The Company also announces that it has issued 6,221,430 Units at a deemed price of $0.07 per Unit, pursuant to past consulting and other services provided to the Company for the total amount of $435,500 (the “Debt Settlement”). The Each Unit consists of one Share and one Warrant. Each Warrant entitles the holder to acquire one additional Share of the Company at a price of $0.10 per Share until 4:00 p.m. (Vancouver time) for two years from the Closing Date.
Paul Dickson, CEO and a director of the Company received 1,000,000 Units in the Debt Settlement through his company, Basic Corporate Services Ltd. and Christopher P. Cherry, CFO and a director of the Company received 500,000 Units in the Debt Settlement through his company, Cherry Consulting Ltd.

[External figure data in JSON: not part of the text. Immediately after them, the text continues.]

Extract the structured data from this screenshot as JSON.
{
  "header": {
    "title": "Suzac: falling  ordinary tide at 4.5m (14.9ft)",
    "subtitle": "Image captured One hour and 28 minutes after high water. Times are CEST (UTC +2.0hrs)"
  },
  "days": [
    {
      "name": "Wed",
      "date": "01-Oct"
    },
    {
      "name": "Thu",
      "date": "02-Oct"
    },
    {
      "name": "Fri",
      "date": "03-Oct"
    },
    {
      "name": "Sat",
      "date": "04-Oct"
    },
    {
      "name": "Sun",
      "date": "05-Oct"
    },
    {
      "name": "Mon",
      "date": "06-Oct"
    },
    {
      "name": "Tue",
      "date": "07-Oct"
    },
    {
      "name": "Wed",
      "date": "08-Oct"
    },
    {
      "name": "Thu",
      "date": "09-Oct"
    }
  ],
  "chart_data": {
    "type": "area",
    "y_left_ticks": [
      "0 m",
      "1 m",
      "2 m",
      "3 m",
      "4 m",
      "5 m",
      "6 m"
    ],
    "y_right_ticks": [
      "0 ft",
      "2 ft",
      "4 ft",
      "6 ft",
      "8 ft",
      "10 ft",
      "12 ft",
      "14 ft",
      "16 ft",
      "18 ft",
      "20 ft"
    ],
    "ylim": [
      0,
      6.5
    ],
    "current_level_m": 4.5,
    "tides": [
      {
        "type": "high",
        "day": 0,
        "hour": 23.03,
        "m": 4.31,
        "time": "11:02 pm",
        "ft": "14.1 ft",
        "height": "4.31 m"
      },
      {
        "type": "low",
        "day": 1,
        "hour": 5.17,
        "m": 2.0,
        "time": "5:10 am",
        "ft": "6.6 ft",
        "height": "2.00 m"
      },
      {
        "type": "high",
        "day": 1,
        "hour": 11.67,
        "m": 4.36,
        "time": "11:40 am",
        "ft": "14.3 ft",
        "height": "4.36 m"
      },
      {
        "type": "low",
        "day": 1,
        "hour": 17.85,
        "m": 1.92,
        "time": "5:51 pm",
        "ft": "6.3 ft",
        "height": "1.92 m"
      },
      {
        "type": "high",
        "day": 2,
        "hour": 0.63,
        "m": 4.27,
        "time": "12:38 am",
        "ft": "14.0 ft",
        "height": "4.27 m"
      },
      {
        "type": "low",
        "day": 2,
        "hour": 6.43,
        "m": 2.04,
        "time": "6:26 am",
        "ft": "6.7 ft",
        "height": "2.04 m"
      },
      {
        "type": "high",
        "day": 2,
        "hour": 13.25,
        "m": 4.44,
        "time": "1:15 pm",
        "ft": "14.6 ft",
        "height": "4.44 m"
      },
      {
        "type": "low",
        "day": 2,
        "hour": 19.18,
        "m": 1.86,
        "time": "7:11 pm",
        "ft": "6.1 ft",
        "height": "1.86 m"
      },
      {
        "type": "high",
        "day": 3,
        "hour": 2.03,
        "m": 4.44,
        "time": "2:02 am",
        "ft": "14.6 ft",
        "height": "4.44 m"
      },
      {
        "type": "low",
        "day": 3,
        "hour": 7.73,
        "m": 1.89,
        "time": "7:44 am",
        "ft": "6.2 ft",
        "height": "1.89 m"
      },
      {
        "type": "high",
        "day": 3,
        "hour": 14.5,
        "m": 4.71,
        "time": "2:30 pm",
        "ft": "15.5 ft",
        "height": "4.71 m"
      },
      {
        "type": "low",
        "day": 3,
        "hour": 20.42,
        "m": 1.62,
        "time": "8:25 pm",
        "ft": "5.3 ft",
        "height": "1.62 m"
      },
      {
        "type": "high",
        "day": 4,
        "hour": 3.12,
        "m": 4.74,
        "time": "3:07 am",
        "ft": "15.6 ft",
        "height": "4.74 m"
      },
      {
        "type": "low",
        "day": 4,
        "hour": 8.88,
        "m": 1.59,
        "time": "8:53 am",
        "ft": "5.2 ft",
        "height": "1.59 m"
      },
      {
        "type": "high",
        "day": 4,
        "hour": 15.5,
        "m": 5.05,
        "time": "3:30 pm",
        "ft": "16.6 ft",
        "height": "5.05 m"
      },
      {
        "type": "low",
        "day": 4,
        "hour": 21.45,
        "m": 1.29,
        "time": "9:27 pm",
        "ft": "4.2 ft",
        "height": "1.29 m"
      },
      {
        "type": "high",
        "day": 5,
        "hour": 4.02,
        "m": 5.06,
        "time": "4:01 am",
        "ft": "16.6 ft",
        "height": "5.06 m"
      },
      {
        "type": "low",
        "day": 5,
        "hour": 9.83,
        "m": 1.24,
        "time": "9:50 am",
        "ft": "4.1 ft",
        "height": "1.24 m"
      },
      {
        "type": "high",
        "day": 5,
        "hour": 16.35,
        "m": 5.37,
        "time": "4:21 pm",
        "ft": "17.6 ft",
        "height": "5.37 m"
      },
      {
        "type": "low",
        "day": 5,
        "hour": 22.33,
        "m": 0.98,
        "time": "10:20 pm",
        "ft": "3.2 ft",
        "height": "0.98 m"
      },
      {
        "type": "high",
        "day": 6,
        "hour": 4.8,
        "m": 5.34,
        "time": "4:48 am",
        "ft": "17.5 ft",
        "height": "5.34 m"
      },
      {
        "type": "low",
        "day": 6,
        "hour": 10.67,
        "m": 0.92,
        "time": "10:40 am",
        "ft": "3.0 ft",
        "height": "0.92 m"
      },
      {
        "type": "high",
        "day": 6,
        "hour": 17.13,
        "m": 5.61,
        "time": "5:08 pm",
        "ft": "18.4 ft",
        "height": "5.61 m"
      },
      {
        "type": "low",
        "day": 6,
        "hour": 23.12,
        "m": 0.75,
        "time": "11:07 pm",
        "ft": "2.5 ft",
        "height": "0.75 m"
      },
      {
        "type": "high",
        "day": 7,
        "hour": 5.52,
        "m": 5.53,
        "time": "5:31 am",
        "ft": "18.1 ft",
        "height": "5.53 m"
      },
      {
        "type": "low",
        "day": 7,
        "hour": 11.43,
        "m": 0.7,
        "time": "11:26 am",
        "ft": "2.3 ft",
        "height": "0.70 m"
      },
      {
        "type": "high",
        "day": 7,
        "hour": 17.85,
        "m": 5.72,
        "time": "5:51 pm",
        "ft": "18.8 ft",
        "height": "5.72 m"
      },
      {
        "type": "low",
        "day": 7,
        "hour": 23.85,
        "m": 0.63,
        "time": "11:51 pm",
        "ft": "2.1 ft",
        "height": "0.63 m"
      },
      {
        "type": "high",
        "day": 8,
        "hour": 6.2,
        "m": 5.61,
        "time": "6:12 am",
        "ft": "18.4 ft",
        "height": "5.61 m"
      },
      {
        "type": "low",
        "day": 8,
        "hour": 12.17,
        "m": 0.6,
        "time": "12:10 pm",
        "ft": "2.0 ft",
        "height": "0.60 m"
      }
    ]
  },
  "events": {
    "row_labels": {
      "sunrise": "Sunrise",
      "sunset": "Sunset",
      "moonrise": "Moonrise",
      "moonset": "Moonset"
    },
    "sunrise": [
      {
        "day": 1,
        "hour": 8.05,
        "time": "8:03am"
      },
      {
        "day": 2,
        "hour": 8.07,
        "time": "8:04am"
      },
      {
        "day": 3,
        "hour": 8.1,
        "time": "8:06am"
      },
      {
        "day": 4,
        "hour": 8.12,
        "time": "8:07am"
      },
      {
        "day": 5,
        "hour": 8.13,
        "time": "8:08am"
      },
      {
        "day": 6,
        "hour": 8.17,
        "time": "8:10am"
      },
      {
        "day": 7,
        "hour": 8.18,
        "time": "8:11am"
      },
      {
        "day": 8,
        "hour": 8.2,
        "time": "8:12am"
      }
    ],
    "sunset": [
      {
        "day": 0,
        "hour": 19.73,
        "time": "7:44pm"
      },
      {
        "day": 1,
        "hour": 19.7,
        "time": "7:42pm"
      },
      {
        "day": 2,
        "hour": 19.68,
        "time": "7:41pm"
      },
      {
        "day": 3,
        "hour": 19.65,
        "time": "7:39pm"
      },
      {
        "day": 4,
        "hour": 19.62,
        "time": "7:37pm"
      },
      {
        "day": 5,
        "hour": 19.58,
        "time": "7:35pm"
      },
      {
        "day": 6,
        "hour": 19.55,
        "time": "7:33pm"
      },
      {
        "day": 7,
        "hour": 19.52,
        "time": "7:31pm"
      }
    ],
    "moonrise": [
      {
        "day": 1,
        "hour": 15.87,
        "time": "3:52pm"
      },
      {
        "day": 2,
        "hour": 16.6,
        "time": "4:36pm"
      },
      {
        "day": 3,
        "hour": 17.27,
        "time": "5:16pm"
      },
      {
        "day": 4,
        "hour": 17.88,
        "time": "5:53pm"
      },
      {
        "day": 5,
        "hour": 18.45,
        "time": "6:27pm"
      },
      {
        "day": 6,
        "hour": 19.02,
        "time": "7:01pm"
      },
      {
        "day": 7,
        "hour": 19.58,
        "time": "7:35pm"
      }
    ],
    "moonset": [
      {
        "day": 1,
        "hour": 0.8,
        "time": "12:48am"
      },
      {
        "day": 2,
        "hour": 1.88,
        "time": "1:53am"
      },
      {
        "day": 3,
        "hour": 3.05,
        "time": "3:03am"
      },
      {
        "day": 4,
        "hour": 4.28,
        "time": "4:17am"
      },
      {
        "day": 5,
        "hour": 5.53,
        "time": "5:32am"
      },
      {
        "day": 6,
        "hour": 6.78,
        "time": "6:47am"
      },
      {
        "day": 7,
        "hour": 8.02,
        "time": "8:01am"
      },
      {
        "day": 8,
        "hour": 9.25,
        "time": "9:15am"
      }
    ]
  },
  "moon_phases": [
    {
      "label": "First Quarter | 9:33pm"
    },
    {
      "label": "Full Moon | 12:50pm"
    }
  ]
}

As a result, the Debt Settlement transaction is a related party transaction (as defined under Multilateral Instrument 61-101 Protection of Minority Security Holders in Special Transactions (“MI 61-101”). The Company relied upon section 5.5(b) the “Issuer Not Listed on Specified Markets” and 5.7(a) the “Fair Market Value Not More than $2,500,000” and exemptions from the formal valuation and minority shareholder approval requirements, respectively, under MI 61-101.
All securities issued pursuant to the Private Placement and Debt Settlement are subject to a mandatory 4 month hold period.
About VPN Technologies Inc.
VPN Technologies Inc. is a provider of Virtual Private Network (VPN) services to the retail market and SMEs.
The Company’s flagship service is VPNLogix.com.
On Behalf of the Board,
President & CEO
No stock exchange or securities regulatory authority has reviewed or accepted responsibility for the adequacy or accuracy of this release.